まったく美容師ってやつはなんだって、いつもいつもこんなにも俺を苦しめるのか。電話で予約しようとしたら、いつもの担当の人がいないって。それは別にいい。いつもの人も特にいいと思ってない。だから誰でもいいですよ。でも初めての人にこうしてくれって説明すんの、面倒臭い。

で現れた別の人は、顎の下の髭に剃り残しがあり、その飛び出てる長い毛数本が俺の不安材料だが、まあとにかく頼みますよ。この雑誌のこの人みたいにしてくれたらいいって。確かに言った。言ったはず。なのにさあ、どうよ。こんな感じでどうでしょうって言われても、さっきあなたが切って落ちた俺のあの髪を、元に戻してくれって願いは、どうせ聞いてくれないんでしょ?
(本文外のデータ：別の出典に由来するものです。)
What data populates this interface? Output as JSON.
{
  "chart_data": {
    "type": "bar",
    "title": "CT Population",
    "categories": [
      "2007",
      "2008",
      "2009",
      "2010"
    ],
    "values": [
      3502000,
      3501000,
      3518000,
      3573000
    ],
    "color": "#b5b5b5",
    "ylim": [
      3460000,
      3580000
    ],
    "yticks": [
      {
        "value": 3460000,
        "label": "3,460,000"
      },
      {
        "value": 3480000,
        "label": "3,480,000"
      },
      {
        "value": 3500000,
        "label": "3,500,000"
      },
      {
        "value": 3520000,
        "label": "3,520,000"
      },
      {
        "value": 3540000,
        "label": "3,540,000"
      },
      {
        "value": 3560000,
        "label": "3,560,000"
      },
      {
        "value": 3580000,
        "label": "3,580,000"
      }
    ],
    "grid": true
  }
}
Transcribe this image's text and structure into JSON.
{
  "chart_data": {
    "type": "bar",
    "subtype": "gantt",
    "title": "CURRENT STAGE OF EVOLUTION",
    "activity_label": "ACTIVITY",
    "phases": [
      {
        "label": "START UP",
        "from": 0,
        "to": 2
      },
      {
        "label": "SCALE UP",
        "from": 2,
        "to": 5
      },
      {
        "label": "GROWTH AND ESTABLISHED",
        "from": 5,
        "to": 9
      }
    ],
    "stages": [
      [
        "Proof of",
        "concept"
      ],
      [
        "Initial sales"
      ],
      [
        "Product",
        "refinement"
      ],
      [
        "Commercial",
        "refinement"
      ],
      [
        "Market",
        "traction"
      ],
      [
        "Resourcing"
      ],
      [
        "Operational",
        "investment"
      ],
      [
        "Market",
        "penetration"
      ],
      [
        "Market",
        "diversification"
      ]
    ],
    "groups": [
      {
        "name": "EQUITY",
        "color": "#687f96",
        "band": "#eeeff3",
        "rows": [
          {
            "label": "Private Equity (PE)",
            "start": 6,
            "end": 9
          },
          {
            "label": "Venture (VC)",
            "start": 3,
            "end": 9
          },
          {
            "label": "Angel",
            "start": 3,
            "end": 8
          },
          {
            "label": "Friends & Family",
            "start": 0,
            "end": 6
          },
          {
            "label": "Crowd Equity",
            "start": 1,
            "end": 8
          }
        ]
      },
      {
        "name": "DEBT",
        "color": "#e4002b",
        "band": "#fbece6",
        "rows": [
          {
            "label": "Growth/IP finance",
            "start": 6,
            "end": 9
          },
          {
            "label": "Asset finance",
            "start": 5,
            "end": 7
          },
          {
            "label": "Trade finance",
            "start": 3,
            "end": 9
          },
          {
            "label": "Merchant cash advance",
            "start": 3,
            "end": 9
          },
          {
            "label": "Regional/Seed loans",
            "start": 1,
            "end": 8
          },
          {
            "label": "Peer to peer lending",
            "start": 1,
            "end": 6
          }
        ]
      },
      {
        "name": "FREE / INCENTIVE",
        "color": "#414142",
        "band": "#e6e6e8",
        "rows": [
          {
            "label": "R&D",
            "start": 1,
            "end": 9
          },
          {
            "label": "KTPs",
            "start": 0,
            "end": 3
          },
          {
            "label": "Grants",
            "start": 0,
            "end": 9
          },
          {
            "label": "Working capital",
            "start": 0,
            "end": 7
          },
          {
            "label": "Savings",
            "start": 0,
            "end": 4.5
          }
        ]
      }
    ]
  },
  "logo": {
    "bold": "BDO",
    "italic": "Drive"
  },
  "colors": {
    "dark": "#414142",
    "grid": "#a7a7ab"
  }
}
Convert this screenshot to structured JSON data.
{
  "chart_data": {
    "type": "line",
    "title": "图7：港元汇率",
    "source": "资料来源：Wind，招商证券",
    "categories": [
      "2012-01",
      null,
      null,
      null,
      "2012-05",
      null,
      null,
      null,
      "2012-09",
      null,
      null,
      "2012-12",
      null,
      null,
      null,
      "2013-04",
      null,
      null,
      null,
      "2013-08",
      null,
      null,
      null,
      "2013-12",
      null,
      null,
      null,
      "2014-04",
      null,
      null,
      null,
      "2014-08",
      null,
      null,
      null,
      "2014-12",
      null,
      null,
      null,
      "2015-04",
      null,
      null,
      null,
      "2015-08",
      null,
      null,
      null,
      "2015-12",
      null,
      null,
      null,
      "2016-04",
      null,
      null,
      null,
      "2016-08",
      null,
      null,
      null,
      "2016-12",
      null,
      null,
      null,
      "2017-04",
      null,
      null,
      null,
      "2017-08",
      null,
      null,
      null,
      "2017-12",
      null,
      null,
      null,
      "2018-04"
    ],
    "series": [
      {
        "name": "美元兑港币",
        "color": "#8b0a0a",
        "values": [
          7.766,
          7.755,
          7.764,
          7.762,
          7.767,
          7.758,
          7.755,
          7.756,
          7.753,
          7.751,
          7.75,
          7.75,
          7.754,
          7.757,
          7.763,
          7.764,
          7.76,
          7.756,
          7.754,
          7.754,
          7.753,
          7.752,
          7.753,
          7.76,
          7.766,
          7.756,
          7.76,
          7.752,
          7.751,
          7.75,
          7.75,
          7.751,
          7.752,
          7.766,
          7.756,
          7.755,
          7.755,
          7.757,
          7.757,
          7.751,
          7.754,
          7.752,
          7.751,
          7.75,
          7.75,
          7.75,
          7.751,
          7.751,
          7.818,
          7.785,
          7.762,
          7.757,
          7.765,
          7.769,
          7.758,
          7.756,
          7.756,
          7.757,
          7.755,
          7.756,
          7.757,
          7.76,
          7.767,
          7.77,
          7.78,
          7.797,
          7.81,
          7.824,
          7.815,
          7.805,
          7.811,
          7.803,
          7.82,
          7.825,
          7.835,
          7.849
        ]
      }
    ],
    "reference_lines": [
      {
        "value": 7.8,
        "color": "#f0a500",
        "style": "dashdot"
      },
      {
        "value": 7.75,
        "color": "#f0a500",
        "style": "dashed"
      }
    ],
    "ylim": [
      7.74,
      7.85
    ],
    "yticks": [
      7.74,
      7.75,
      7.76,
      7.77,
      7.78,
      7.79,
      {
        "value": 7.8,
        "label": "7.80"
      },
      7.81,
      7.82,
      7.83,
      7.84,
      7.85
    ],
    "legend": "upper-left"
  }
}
だから! 俺は!あの写真みたいにしてって…これ違うじゃない。ぜんぜん違うよ。その自信満々の顔はなんだ。なに考えてんだ。どういう教育を受けたんだ。好きな映画はなんだ。あーもういいから、偉い人を呼んでくれ。そしてその人の髪を俺に切らせろ。俺の人生をめちゃめちゃにした償いをしろ。お尻の穴にくちづけろ。

なんてこと言えるはずもなく。まあ気が小さいってのもあるけど、髪型を変にされた文句を言うのってつらいと思う。だって出された料理がまずいとかならさあ、なにこれ! まずいよ! って言えそうだ。でもこの場合は、まずいのは自分の頭なんだもの。こんなにしやがって! ってその酷いことになってるのが、自分の頭。そんな変なもんを乗っけて怒ってる自分。そんなの晒し者だよ。

じゃあセットしますねって言われて、曖昧な笑顔でお願いする俺。ほんとはそんなの振り払って、走っておうち帰りたい。